Innate announced in late June that its treatment failed in clinical trials. That prompted the value of its stock to fall, meaning Collins lost at least $5 million on his investment virtually overnight.

Stock Collins bought and touted collapses after drug trial failure

But, the ethics complaints on Collins stem from his actions more than a year earlier, when he expanded his investment at a discount in a private stock offering. At the same time, Congress was working on the 21st Century Cures Act, a law that passed late last year that includes a provision, authored by Collins, that aims to speed up clinic trials for biotech companies such as Innate.

That fact prompted Slaughter – who authored the STOCK Act – to accuse Collins of insider trading.

"Beyond the original STOCK Act that said members and staff couldn’t trade on non-public information, Congressman Collins went further and wrote an amendment to the 21st Century Cures Act that benefited him personally,” Slaughter said Monday.

The allegations against Collins go beyond his own investments. Then-Rep. Tom Price, a Georgia Republican who now serves as President Trump's health secretary, bought Innate stock at a discount, too, saying he heard about it from Collins. Price later sold his shares at a profit of $150,000, according to the public disclosure statements he filed.

Several other House members also invested in Innate, as did several Buffalo-area business and community leaders. One of those investors told The Buffalo News he heard about Innate from Collins during a meeting in a congressional office building, which could be a violation of House rules.

Complaints filed with the Office of Congressional Ethics detailed all of those allegations. The Buffalo News reported in May that the Office of Congressional Ethics was investigating Collins' alleged actions, but Monday's announcement from the House Ethics Committee was the first sign that investigators had reason to believe that some of the allegations against Collins may be true.

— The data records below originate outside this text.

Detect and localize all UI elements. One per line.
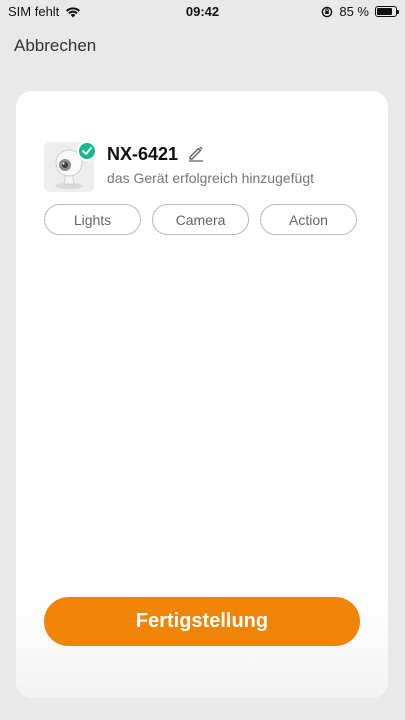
device-row: NX-6421 das Gerät erfolgreich hinzugefüg… bbox=[44, 141, 368, 192]
device-added-card: NX-6421 das Gerät erfolgreich hinzugefüg… bbox=[16, 91, 388, 698]
battery-percent: 85 % bbox=[339, 4, 369, 19]
edit-icon[interactable] bbox=[187, 144, 205, 167]
chip-lights[interactable]: Lights bbox=[44, 204, 141, 235]
check-icon bbox=[77, 141, 97, 161]
orientation-lock-icon bbox=[321, 6, 333, 18]
battery-level-fill bbox=[377, 8, 393, 15]
cancel-button[interactable]: Abbrechen bbox=[14, 36, 96, 56]
battery-icon bbox=[375, 6, 399, 17]
room-chips: Lights Camera Action bbox=[44, 204, 357, 235]
finish-button[interactable]: Fertigstellung bbox=[44, 597, 360, 646]
status-bar: SIM fehlt 09:42 85 % bbox=[0, 0, 405, 24]
chip-camera[interactable]: Camera bbox=[152, 204, 249, 235]
device-status-text: das Gerät erfolgreich hinzugefügt bbox=[107, 170, 315, 186]
device-name: NX-6421 bbox=[107, 144, 179, 164]
chip-action[interactable]: Action bbox=[260, 204, 357, 235]
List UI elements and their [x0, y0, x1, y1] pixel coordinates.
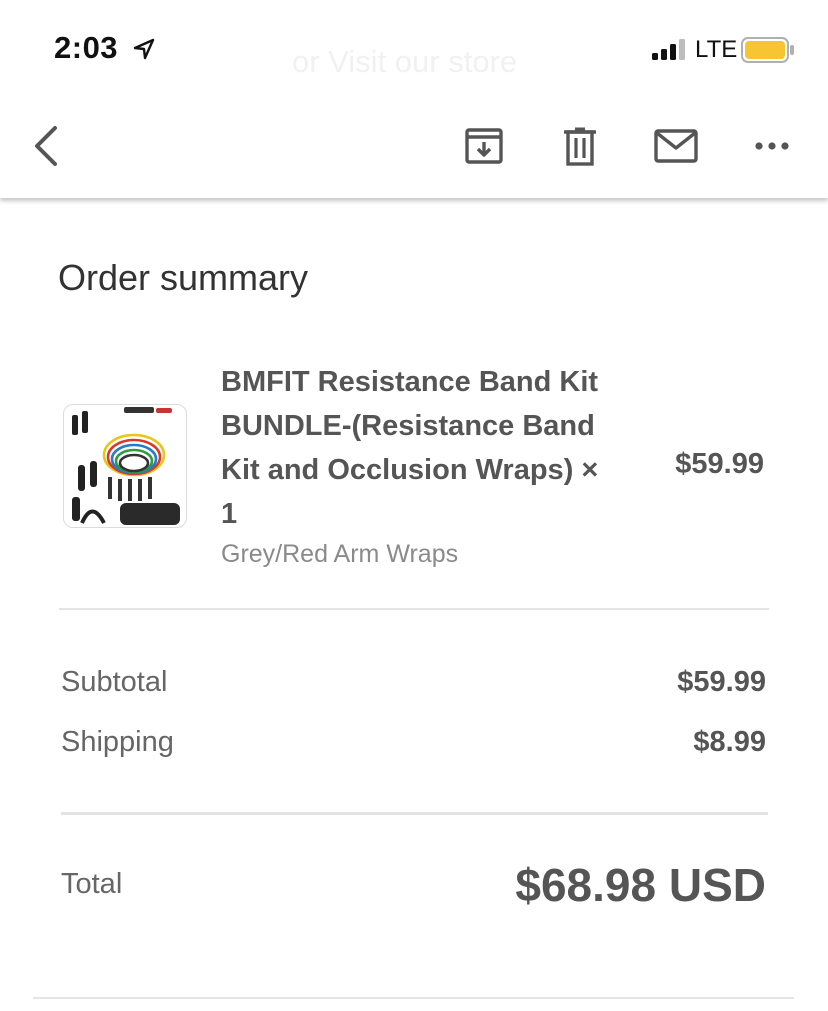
order-summary-section: Order summary BMFIT Resistance Band Kit …: [0, 200, 828, 1011]
email-toolbar: [0, 100, 828, 198]
location-arrow-icon: [133, 38, 155, 60]
subtotal-label: Subtotal: [61, 666, 168, 698]
back-arrow-icon: [35, 126, 57, 166]
battery-icon: [741, 37, 794, 63]
status-time: 2:03: [54, 30, 119, 65]
cellular-signal-icon: [652, 39, 685, 60]
archive-button[interactable]: [460, 122, 508, 170]
total-label: Total: [61, 868, 123, 900]
resistance-bands-image: [72, 407, 180, 525]
product-price: $59.99: [675, 448, 764, 480]
email-view-screen: 2:03 or Visit our store LTE Order summar…: [0, 0, 828, 1011]
mark-unread-button[interactable]: [652, 122, 700, 170]
divider: [61, 812, 768, 815]
shipping-value: $8.99: [693, 726, 766, 758]
mail-icon: [654, 129, 698, 163]
shipping-label: Shipping: [61, 726, 174, 758]
order-summary-title: Order summary: [58, 257, 309, 298]
status-bar: 2:03 or Visit our store LTE: [0, 0, 828, 100]
divider: [33, 997, 794, 999]
more-options-button[interactable]: [748, 122, 796, 170]
trash-icon: [564, 127, 596, 166]
product-image: [63, 404, 187, 528]
more-icon: [755, 142, 789, 150]
faded-background-text: or Visit our store: [292, 44, 518, 79]
subtotal-value: $59.99: [677, 666, 766, 698]
product-name: BMFIT Resistance Band Kit BUNDLE-(Resist…: [221, 366, 599, 530]
delete-button[interactable]: [556, 122, 604, 170]
archive-icon: [465, 128, 503, 164]
divider: [59, 608, 769, 610]
total-value: $68.98 USD: [515, 859, 766, 911]
product-variant: Grey/Red Arm Wraps: [221, 540, 459, 568]
carrier-label: LTE: [695, 36, 738, 63]
back-button[interactable]: [22, 122, 70, 170]
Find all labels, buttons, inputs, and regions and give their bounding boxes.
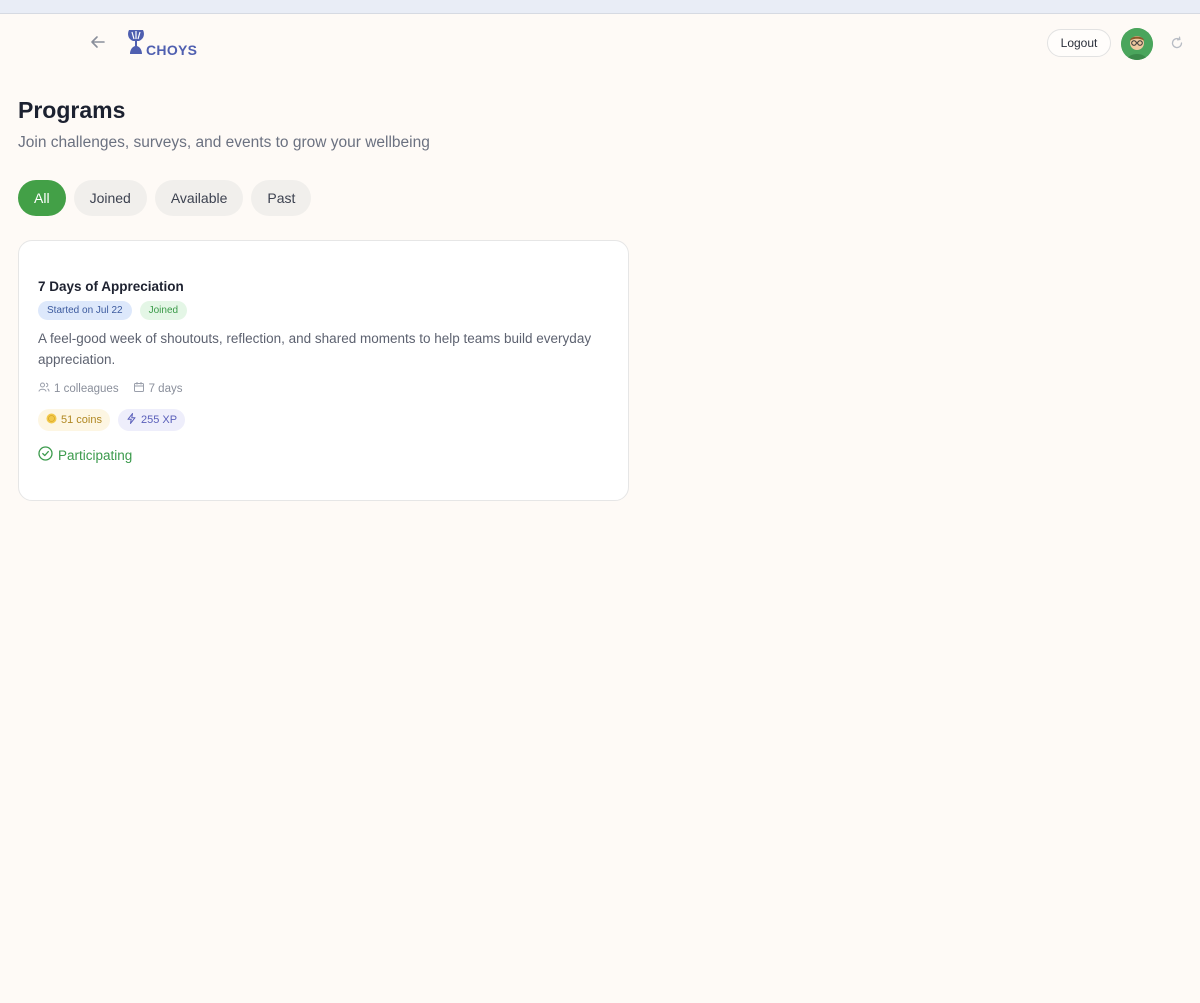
joined-badge: Joined — [139, 301, 188, 320]
calendar-icon — [133, 381, 145, 396]
users-icon — [38, 381, 50, 396]
xp-label: 255 XP — [140, 414, 178, 426]
program-description: A feel-good week of shoutouts, reflectio… — [38, 331, 592, 367]
filter-tabs: All Joined Available Past — [18, 180, 312, 216]
tab-joined[interactable]: Joined — [73, 180, 147, 216]
program-card[interactable]: 7 Days of Appreciation Started on Jul 22… — [18, 240, 629, 501]
back-button[interactable] — [86, 32, 110, 56]
start-date-badge: Started on Jul 22 — [38, 301, 132, 320]
xp-reward: 255 XP — [117, 409, 186, 431]
coin-icon — [46, 413, 57, 427]
arrow-left-icon — [89, 33, 107, 56]
colleagues-count: 1 colleagues — [38, 381, 119, 396]
duration-label: 7 days — [148, 382, 183, 395]
page-title: Programs — [18, 97, 126, 123]
status-label: Participating — [58, 447, 133, 463]
lightning-icon — [126, 413, 137, 427]
avatar[interactable] — [1121, 28, 1153, 60]
logout-button[interactable]: Logout — [1047, 29, 1111, 57]
duration: 7 days — [133, 381, 183, 396]
program-meta: 1 colleagues 7 days — [38, 381, 182, 396]
check-circle-icon — [38, 446, 53, 464]
page-subtitle: Join challenges, surveys, and events to … — [18, 134, 430, 151]
colleagues-label: 1 colleagues — [54, 382, 119, 395]
choys-logo[interactable]: CHOYS — [124, 28, 197, 58]
tab-all[interactable]: All — [18, 180, 66, 216]
coins-label: 51 coins — [61, 414, 102, 426]
participation-status: Participating — [38, 446, 132, 464]
browser-top-strip — [0, 0, 1200, 14]
program-title: 7 Days of Appreciation — [38, 279, 184, 294]
program-badges: Started on Jul 22 Joined — [38, 301, 188, 320]
tab-available[interactable]: Available — [154, 180, 244, 216]
logo-text: CHOYS — [146, 42, 198, 58]
refresh-icon[interactable] — [1170, 36, 1184, 50]
trophy-logo-icon — [128, 30, 144, 54]
app-header: CHOYS Logout — [0, 14, 1200, 74]
coins-reward: 51 coins — [38, 409, 110, 431]
program-rewards: 51 coins 255 XP — [38, 409, 186, 431]
tab-past[interactable]: Past — [251, 180, 312, 216]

Established in 2008 after a wave of congressional scandals, the Office of Congressional Ethics is a nonpartisan investigative body that reviews complaints against members of Congress filed by watchdog groups, citizens and other lawmakers.

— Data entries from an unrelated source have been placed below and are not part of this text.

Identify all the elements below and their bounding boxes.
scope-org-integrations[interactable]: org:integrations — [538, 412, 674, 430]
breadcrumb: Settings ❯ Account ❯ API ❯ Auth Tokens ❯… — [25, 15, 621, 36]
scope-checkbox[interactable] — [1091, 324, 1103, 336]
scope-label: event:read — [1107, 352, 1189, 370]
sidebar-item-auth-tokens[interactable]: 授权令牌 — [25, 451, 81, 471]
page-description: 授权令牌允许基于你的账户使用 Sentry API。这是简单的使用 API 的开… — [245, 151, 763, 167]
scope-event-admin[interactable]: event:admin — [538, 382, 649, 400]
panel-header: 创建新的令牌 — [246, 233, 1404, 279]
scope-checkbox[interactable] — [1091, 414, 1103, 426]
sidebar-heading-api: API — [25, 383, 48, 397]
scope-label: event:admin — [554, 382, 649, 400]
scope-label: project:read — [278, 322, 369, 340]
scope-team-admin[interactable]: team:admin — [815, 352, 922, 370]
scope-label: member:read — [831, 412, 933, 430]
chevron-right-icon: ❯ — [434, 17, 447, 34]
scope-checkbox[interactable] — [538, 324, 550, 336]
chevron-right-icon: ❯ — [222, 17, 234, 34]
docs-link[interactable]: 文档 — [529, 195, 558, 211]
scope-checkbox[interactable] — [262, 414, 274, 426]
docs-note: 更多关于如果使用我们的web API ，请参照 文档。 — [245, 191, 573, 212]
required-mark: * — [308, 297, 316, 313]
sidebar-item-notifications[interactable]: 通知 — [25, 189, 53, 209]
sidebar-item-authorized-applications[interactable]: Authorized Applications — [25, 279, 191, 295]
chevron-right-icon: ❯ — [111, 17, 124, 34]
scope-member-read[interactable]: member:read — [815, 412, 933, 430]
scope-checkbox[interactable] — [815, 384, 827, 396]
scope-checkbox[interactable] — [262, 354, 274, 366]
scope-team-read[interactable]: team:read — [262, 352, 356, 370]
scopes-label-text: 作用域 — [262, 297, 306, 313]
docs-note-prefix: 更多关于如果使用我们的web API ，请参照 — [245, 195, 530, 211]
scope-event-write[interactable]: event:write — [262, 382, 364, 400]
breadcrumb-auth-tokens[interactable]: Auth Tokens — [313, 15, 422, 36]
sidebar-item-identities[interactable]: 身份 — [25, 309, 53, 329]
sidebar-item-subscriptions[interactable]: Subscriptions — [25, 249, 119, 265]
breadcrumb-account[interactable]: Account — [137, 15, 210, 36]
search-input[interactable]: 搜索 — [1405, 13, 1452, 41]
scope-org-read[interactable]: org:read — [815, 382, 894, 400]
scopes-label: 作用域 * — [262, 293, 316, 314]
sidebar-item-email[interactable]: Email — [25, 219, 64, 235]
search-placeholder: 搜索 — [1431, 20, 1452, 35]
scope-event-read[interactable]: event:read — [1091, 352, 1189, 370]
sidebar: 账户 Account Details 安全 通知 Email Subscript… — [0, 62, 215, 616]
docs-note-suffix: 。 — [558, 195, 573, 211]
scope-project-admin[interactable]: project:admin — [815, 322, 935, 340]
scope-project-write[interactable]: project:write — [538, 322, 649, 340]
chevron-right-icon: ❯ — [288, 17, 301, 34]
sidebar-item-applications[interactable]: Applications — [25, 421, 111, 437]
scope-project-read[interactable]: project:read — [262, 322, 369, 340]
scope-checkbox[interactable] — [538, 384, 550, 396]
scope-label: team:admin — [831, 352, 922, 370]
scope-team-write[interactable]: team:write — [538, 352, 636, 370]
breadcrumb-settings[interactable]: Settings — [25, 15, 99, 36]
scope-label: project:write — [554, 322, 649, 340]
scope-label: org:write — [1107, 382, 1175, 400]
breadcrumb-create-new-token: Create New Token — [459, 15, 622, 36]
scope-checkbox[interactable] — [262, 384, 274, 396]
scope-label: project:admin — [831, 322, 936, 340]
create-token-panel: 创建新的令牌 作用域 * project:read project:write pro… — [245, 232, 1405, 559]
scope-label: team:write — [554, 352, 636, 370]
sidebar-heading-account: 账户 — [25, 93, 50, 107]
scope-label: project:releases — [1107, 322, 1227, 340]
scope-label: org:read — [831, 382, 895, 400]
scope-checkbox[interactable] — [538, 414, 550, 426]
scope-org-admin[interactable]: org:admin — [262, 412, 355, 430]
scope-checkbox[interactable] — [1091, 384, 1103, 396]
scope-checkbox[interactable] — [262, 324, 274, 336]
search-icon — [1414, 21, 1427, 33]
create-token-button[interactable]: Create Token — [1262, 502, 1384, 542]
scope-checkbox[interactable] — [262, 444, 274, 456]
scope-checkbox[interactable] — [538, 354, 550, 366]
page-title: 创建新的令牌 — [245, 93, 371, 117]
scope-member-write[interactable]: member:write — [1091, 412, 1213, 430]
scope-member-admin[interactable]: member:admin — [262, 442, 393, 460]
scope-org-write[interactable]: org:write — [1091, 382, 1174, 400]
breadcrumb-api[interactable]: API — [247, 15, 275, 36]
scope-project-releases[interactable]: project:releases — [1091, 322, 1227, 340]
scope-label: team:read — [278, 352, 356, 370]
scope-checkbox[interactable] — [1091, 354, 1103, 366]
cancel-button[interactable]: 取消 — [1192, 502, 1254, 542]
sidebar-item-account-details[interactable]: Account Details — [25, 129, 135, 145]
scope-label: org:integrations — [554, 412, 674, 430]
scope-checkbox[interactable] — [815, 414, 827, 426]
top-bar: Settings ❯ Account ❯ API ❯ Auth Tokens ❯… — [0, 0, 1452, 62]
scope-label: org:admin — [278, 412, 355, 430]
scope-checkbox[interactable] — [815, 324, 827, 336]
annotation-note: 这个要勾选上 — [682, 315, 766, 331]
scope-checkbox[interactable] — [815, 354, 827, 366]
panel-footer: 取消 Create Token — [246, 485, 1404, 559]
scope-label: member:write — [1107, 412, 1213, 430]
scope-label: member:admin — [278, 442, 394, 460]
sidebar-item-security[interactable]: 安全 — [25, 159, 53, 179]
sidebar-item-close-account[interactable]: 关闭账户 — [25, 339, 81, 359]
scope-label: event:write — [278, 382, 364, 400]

The office dismisses most of the complaints it receives, but when its board believes that wrongdoing may have occurred -- as it believes regarding Collins -- it refers the matter to the House Ethics Committee.

"The OCE is a fact-finding office," the office said, on its website. "A recommendation for further review does not constitute a determination that a violation occurred, only that the OCE has a substantial reason to believe a violation occurred."

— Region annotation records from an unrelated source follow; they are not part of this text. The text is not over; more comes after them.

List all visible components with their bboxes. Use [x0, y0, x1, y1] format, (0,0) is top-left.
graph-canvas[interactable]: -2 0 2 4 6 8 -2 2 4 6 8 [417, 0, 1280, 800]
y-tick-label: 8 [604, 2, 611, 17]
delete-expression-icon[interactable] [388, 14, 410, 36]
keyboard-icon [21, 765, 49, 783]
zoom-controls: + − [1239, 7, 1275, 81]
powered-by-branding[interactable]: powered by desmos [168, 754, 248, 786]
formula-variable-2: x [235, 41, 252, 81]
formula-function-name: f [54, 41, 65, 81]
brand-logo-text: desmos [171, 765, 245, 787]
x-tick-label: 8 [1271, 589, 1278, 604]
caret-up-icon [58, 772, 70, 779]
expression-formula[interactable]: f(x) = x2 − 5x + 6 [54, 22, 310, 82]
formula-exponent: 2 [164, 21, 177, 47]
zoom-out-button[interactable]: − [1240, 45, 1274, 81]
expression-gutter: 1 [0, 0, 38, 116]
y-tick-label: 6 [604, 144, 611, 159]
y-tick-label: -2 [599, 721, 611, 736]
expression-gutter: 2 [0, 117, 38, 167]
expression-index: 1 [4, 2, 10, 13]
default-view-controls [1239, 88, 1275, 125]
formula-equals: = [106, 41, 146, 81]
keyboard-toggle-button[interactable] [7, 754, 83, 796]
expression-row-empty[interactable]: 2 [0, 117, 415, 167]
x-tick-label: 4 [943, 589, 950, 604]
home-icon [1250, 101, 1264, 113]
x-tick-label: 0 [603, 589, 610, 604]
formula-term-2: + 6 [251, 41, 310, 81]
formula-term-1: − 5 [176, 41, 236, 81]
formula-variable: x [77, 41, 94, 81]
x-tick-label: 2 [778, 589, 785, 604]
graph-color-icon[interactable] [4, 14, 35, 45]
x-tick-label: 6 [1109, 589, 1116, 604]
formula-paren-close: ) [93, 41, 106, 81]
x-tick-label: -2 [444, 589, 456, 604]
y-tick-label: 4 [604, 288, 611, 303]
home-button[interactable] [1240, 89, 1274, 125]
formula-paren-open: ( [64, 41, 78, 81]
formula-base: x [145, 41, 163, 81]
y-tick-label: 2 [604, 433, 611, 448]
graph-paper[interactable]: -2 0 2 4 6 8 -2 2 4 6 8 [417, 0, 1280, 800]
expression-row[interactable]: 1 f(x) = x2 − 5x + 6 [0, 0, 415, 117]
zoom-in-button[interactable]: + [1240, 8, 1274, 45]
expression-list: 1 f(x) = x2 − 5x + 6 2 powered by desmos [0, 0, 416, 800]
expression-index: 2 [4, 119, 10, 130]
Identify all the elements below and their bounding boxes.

Amid controversy, other House members bought stock Collins touted

It's up to the Ethics Committee to decide whether Collins violated any House rules or laws. Under House rules, the committee doesn't disclose when it begins an investigation into a lawmaker's actions, but it must disclose the probe if it decides to extend its investigative work by another 45 days.

That's what the Ethics Committee did Monday.

Now, the committee – consisting of an equal number of Democrats and Republicans – and its investigators face a deadline of sorts imposed by House Rules. The committee must say where the Collins probe stands by Oct. 12.

In addition, the committee almost certainly will release the Office of Congressional Ethics report on Collins on or before Oct. 12. From there, the committee can decide whether to end its investigation of Collins without taking action or whether it will recommend that the House punish him.

Possible punishments for congressional wrongdoing range from a fine to a reprimand to a censure to expulsion.

Holman noted that the Ethics Committee is noted for not taking action against House members -- and the committee itself warned not to read too much into the fact that it is investigating Collins.

"The committee notes that the mere fact of a referral or an extension, and the mandatory disclosure of such an extension and the name of the subject of the matter, does not itself indicate that any violation has occurred, or reflect any judgment on behalf of the committee," the panel's news release stated.